Dieses Modell ist nur bedingt geeignet: Das Fahrpersonal muss den Rollstuhl im Taxi um 90 Grad drehen, anschließend die Spanngurte in die Mono-Fittinge am Boden einhän­gen und am Rollstuhl vorn und hinten sichern. Da es sehr eng ist, befindet man sich dabei vorübergehend in einer Zwangshaltung.

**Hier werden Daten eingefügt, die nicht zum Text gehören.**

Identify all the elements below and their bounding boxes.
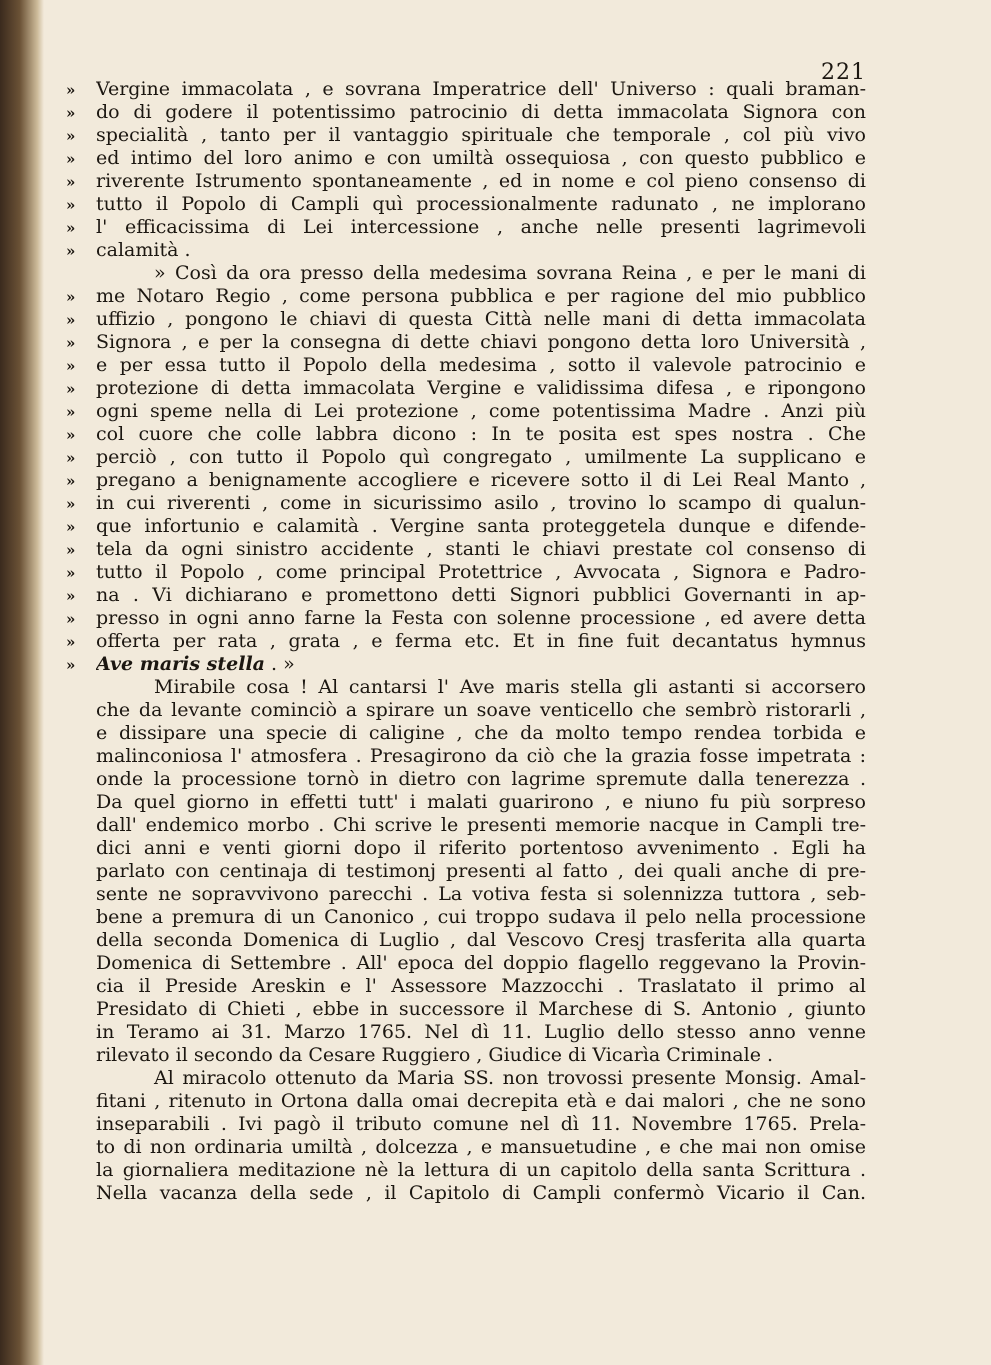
quote-mark: » xyxy=(66,196,76,214)
quote-mark: » xyxy=(66,81,76,99)
line-text: inseparabili . Ivi pagò il tributo comune nel dì 11. Novembre 1765. Prela- xyxy=(96,1113,866,1135)
text-line xyxy=(66,837,866,860)
line-text: fitani , ritenuto in Ortona dalla omai decrepita età e dai malori , che ne sono xyxy=(96,1090,866,1112)
text-line xyxy=(66,515,866,538)
text-line xyxy=(66,1090,866,1113)
text-line xyxy=(66,1136,866,1159)
line-text: bene a premura di un Canonico , cui troppo sudava il pelo nella processione xyxy=(96,906,866,928)
line-text: riverente Istrumento spontaneamente , ed in nome e col pieno consenso di xyxy=(96,170,866,192)
text-line xyxy=(66,1159,866,1182)
quote-mark: » xyxy=(66,587,76,605)
line-text: » Così da ora presso della medesima sovrana Reina , e per le mani di xyxy=(154,262,866,284)
line-text: Domenica di Settembre . All' epoca del doppio flagello reggevano la Provin- xyxy=(96,952,866,974)
line-text: che da levante cominciò a spirare un soave venticello che sembrò ristorarli , xyxy=(96,699,866,721)
text-line xyxy=(66,745,866,768)
text-line xyxy=(66,1182,866,1205)
quote-mark: » xyxy=(66,242,76,260)
quote-mark: » xyxy=(66,610,76,628)
text-line xyxy=(66,929,866,952)
text-line xyxy=(66,676,866,699)
line-text: cia il Preside Areskin e l' Assessore Mazzocchi . Traslatato il primo al xyxy=(96,975,866,997)
quote-mark: » xyxy=(66,426,76,444)
text-line xyxy=(66,814,866,837)
quote-mark: » xyxy=(66,541,76,559)
line-text: specialità , tanto per il vantaggio spirituale che temporale , col più vivo xyxy=(96,124,866,146)
text-line xyxy=(66,1021,866,1044)
text-line xyxy=(66,124,866,147)
quote-mark: » xyxy=(66,656,76,674)
text-line xyxy=(66,101,866,124)
text-line xyxy=(66,469,866,492)
line-text: que infortunio e calamità . Vergine santa proteggetela dunque e difende- xyxy=(96,515,866,537)
quote-mark: » xyxy=(66,219,76,237)
text-line xyxy=(66,492,866,515)
line-text: tutto il Popolo di Campli quì processionalmente radunato , ne implorano xyxy=(96,193,866,215)
page-number: 221 xyxy=(821,60,866,85)
line-text: la giornaliera meditazione nè la lettura di un capitolo della santa Scrittura . xyxy=(96,1159,866,1181)
text-line xyxy=(66,308,866,331)
line-text: onde la processione tornò in dietro con lagrime spremute dalla tenerezza . xyxy=(96,768,866,790)
text-line xyxy=(66,147,866,170)
text-line xyxy=(66,584,866,607)
quote-mark: » xyxy=(66,472,76,490)
text-line xyxy=(66,1067,866,1090)
text-line xyxy=(66,561,866,584)
text-line xyxy=(66,630,866,653)
text-line xyxy=(66,239,866,262)
text-line xyxy=(66,377,866,400)
quote-mark: » xyxy=(66,564,76,582)
line-text: l' efficacissima di Lei intercessione , anche nelle presenti lagrimevoli xyxy=(96,216,866,238)
text-line xyxy=(66,975,866,998)
line-text: della seconda Domenica di Luglio , dal Vescovo Cresj trasferita alla quarta xyxy=(96,929,866,951)
quote-mark: » xyxy=(66,334,76,352)
line-text: Da quel giorno in effetti tutt' i malati guarirono , e niuno fu più sorpreso xyxy=(96,791,866,813)
quote-mark: » xyxy=(66,449,76,467)
text-line xyxy=(66,331,866,354)
line-text: tela da ogni sinistro accidente , stanti le chiavi prestate col consenso di xyxy=(96,538,866,560)
line-text: Signora , e per la consegna di dette chiavi pongono detta loro Università , xyxy=(96,331,866,353)
text-line xyxy=(66,607,866,630)
quote-mark: » xyxy=(66,150,76,168)
quote-mark: » xyxy=(66,127,76,145)
line-text: dall' endemico morbo . Chi scrive le presenti memorie nacque in Campli tre- xyxy=(96,814,866,836)
line-text: na . Vi dichiarano e promettono detti Signori pubblici Governanti in ap- xyxy=(96,584,866,606)
line-text: ogni speme nella di Lei protezione , come potentissima Madre . Anzi più xyxy=(96,400,866,422)
text-line xyxy=(66,1044,866,1067)
line-text: sente ne sopravvivono parecchi . La votiva festa si solennizza tuttora , seb- xyxy=(96,883,866,905)
text-line xyxy=(66,538,866,561)
quote-mark: » xyxy=(66,288,76,306)
quote-mark: » xyxy=(66,104,76,122)
text-line xyxy=(66,78,866,101)
line-text: Nella vacanza della sede , il Capitolo di Campli confermò Vicario il Can. xyxy=(96,1182,866,1204)
line-text: perciò , con tutto il Popolo quì congregato , umilmente La supplicano e xyxy=(96,446,866,468)
quote-mark: » xyxy=(66,357,76,375)
text-line xyxy=(66,400,866,423)
text-line xyxy=(66,423,866,446)
line-text: Vergine immacolata , e sovrana Imperatrice dell' Universo : quali braman- xyxy=(96,78,866,100)
text-line xyxy=(66,193,866,216)
text-line xyxy=(66,262,866,285)
line-text: rilevato il secondo da Cesare Ruggiero , Giudice di Vicarìa Criminale . xyxy=(96,1044,774,1066)
line-text: e dissipare una specie di caligine , che da molto tempo rendea torbida e xyxy=(96,722,866,744)
quote-mark: » xyxy=(66,518,76,536)
line-text: presso in ogni anno farne la Festa con solenne processione , ed avere detta xyxy=(96,607,866,629)
quote-mark: » xyxy=(66,311,76,329)
text-line xyxy=(66,722,866,745)
text-line xyxy=(66,170,866,193)
quote-mark: » xyxy=(66,495,76,513)
line-text: col cuore che colle labbra dicono : In te posita est spes nostra . Che xyxy=(96,423,866,445)
line-text: Al miracolo ottenuto da Maria SS. non trovossi presente Monsig. Amal- xyxy=(154,1067,866,1089)
text-line xyxy=(66,446,866,469)
text-line xyxy=(66,952,866,975)
text-line xyxy=(66,699,866,722)
line-text: to di non ordinaria umiltà , dolcezza , e mansuetudine , e che mai non omise xyxy=(96,1136,866,1158)
line-text: me Notaro Regio , come persona pubblica e per ragione del mio pubblico xyxy=(96,285,866,307)
text-line xyxy=(66,998,866,1021)
text-line xyxy=(66,285,866,308)
book-gutter-shadow xyxy=(0,0,44,1365)
line-text: Ave maris stella . » xyxy=(96,653,295,675)
text-line xyxy=(66,216,866,239)
page-body xyxy=(66,78,866,1205)
line-text: malinconiosa l' atmosfera . Presagirono da ciò che la grazia fosse impetrata : xyxy=(96,745,866,767)
text-line xyxy=(66,653,866,676)
text-line xyxy=(66,883,866,906)
italic-phrase: Ave maris stella xyxy=(96,653,265,675)
quote-mark: » xyxy=(66,403,76,421)
line-text: e per essa tutto il Popolo della medesima , sotto il valevole patrocinio e xyxy=(96,354,866,376)
text-line xyxy=(66,860,866,883)
line-text: parlato con centinaja di testimonj presenti al fatto , dei quali anche di pre- xyxy=(96,860,866,882)
line-text: protezione di detta immacolata Vergine e validissima difesa , e ripongono xyxy=(96,377,866,399)
line-text: Mirabile cosa ! Al cantarsi l' Ave maris stella gli astanti si accorsero xyxy=(154,676,866,698)
line-text: dici anni e venti giorni dopo il riferito portentoso avvenimento . Egli ha xyxy=(96,837,866,859)
quote-mark: » xyxy=(66,173,76,191)
line-text: tutto il Popolo , come principal Protettrice , Avvocata , Signora e Padro- xyxy=(96,561,866,583)
text-line xyxy=(66,354,866,377)
text-line xyxy=(66,791,866,814)
line-text: in Teramo ai 31. Marzo 1765. Nel dì 11. Luglio dello stesso anno venne xyxy=(96,1021,866,1043)
line-text: in cui riverenti , come in sicurissimo asilo , trovino lo scampo di qualun- xyxy=(96,492,866,514)
book-page xyxy=(66,60,866,1350)
quote-mark: » xyxy=(66,633,76,651)
quote-mark: » xyxy=(66,380,76,398)
text-line xyxy=(66,906,866,929)
line-text: Presidato di Chieti , ebbe in successore il Marchese di S. Antonio , giunto xyxy=(96,998,866,1020)
line-text: do di godere il potentissimo patrocinio di detta immacolata Signora con xyxy=(96,101,866,123)
line-text: calamità . xyxy=(96,239,191,261)
line-text: pregano a benignamente accogliere e ricevere sotto il di Lei Real Manto , xyxy=(96,469,866,491)
line-text: offerta per rata , grata , e ferma etc. Et in fine fuit decantatus hymnus xyxy=(96,630,866,652)
line-text: ed intimo del loro animo e con umiltà ossequiosa , con questo pubblico e xyxy=(96,147,866,169)
line-text: uffizio , pongono le chiavi di questa Città nelle mani di detta immacolata xyxy=(96,308,866,330)
text-line xyxy=(66,1113,866,1136)
text-line xyxy=(66,768,866,791)
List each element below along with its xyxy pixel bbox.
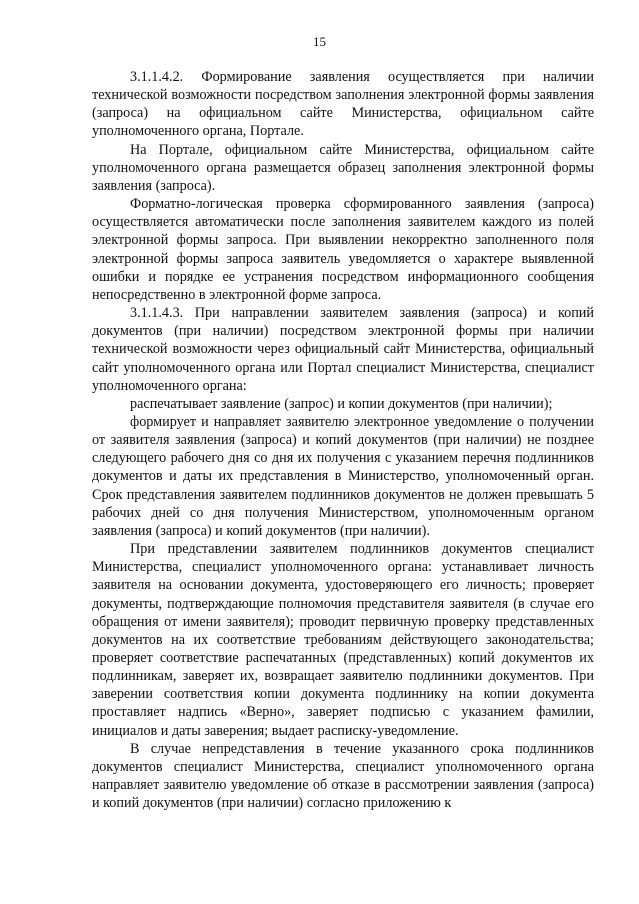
paragraph: На Портале, официальном сайте Министерства, официальном сайте уполномоченного органа размещается образец заполнения электронной формы заявления (запроса). <box>92 141 594 194</box>
paragraph: 3.1.1.4.2. Формирование заявления осуществляется при наличии технической возможности посредством заполнения электронной формы заявления (запроса) на официальном сайте Министерства, официальном сайте уполномоченного органа, Портале. <box>92 69 594 140</box>
paragraph: распечатывает заявление (запрос) и копии документов (при наличии); <box>130 395 553 412</box>
paragraph: В случае непредставления в течение указанного срока подлинников документов специалист Министерства, специалист уполномоченного органа направляет заявителю уведомление об отказе в рассмотрении заявления (запроса) и копий документов (при наличии) согласно приложению к <box>92 740 594 812</box>
document-body <box>92 68 594 812</box>
paragraph: 3.1.1.4.3. При направлении заявителем заявления (запроса) и копий документов (при наличии) посредством электронной формы при наличии технической возможности через официальный сайт Министерства, официальный сайт уполномоченного органа или Портал специалист Министерства, специалист уполномоченного органа: <box>92 305 594 394</box>
paragraph: Форматно-логическая проверка сформированного заявления (запроса) осуществляется автоматически после заполнения заявителем каждого из полей электронной формы запроса. При выявлении некорректно заполненного поля электронной формы запроса заявитель уведомляется о характере выявленной ошибки и порядке ее устранения посредством информационного сообщения непосредственно в электронной форме запроса. <box>92 196 594 303</box>
page-number: 15 <box>313 34 326 49</box>
paragraph: формирует и направляет заявителю электронное уведомление о получении от заявителя заявления (запроса) и копий документов (при наличии) не позднее следующего рабочего дня со дня их получения с указанием перечня подлинников документов и даты их представления в Министерство, уполномоченный орган. Срок представления заявителем подлинников документов не должен превышать 5 рабочих дней со дня получения Министерством, уполномоченным органом заявления (запроса) и копий документов (при наличии). <box>92 413 594 539</box>
paragraph: При представлении заявителем подлинников документов специалист Министерства, специалист уполномоченного органа: устанавливает личность заявителя на основании документа, удостоверяющего его личность; проверяет документы, подтверждающие полномочия представителя заявителя (в случае его обращения от имени заявителя); проводит первичную проверку представленных документов на их соответствие требованиям действующего законодательства; проверяет соответствие распечатанных (представленных) копий документов их подлинникам, заверяет их, возвращает заявителю подлинники документов. При заверении соответствия копии документа подлиннику на копии документа проставляет надпись «Верно», заверяет подписью с указанием фамилии, инициалов и даты заверения; выдает расписку-уведомление. <box>92 541 594 739</box>
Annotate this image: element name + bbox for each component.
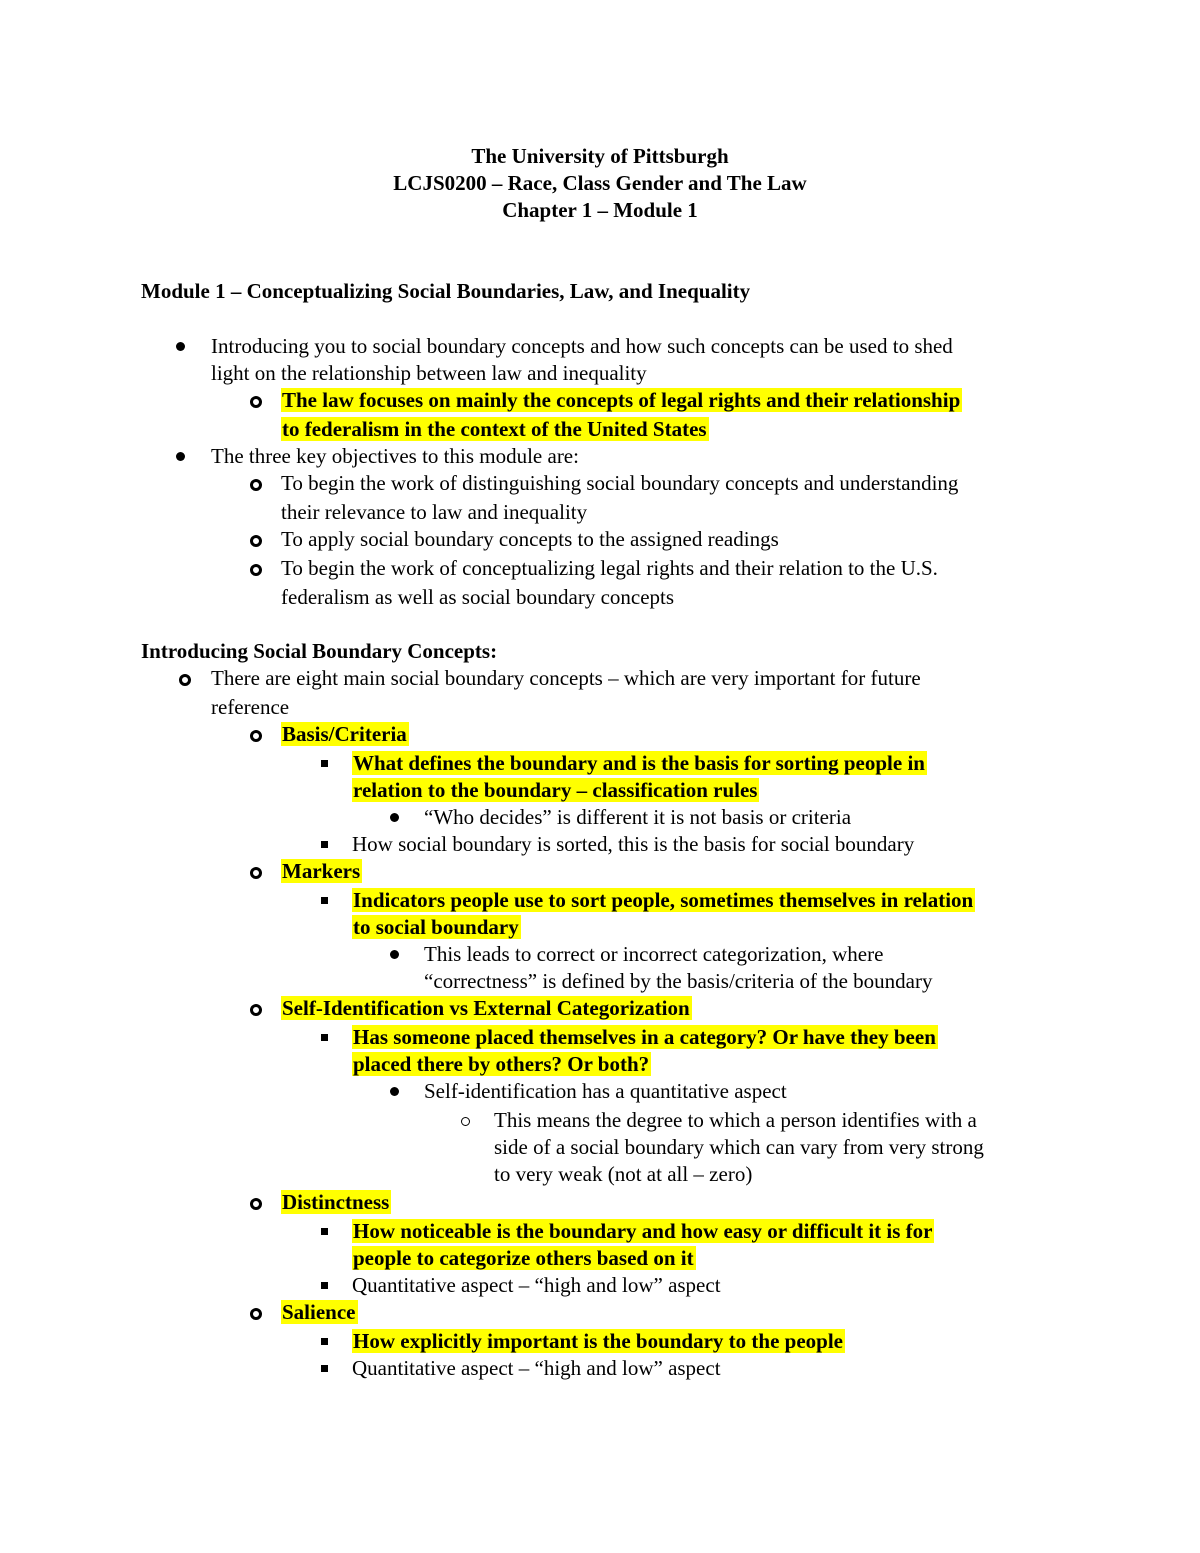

Die Fläche zum Drehen des Rollstuhls reicht für einen manuellen Standardrollstuhl aus, aber nicht immer für Sonder- oder E-Roll­stühle. Es ist Vorschrift, dass der Rollstuhl in Fahrtrichtung ausgerichtet ist, deswegen müssen Gäste in größeren Rollis abgewie­sen werden.

Sind in Sachen Rollstuhl-Sicherung noch Lösungen der Marke Eigenbau unterwegs?

Die sind sehr selten geworden und fallen schnell auf. Ich kann nur davon abraten, selbst etwas basteln zu wollen.

Sie meinen etwas Bestimmtes?

Besonders problematisch sind nicht zu­gelassene Gurtverlängerungen oder Gurt­schlossadapter, die im Internet angeboten werden. Geprüfte, zugelassene Gurte ver­lieren ihre Betriebserlaubnis, wenn sie auf diese Weise verändert werden!

Sehen Sie sonst noch typische Gefährdungen?

Das muss die Unternehmensleitung beurtei­len. Da werden je nach Auftrag und Einsatz­gebiet verschiedene Punkte zusammenkom­men. Liegt die „Haltestelle“ zum Beispiel an einem Ort mit viel Verkehr, ist es sinnvoll, beim Ein- und Aussteigen eine Warnweste oder Warnjacke zu tragen.

Eine Frage zum Schluss: Glauben Sie, dass es Berührungsängste gibt, etwa bei der Beförderung von Menschen mit Behinderungen?

In den Seminaren erleben wir das Gegenteil: also großes Interesse und Offenheit. Wenn die Unternehmensleitung vorlebt, dass es eine Herzensangelegenheit ist, Menschen jederzeit sicher im Inklusionstaxi zu beför­dern, wird das auch auf die Beschäftigten ausstrahlen. Darüber hinaus sind spezielle Schulungen denkbar, um Hemmungen abzu­bauen, etwa bei der Ansprache der Fahrgäs­te mit geistigen Behinderungen.

Herr Koch, ganz herzlichen Dank für dieses Gespräch.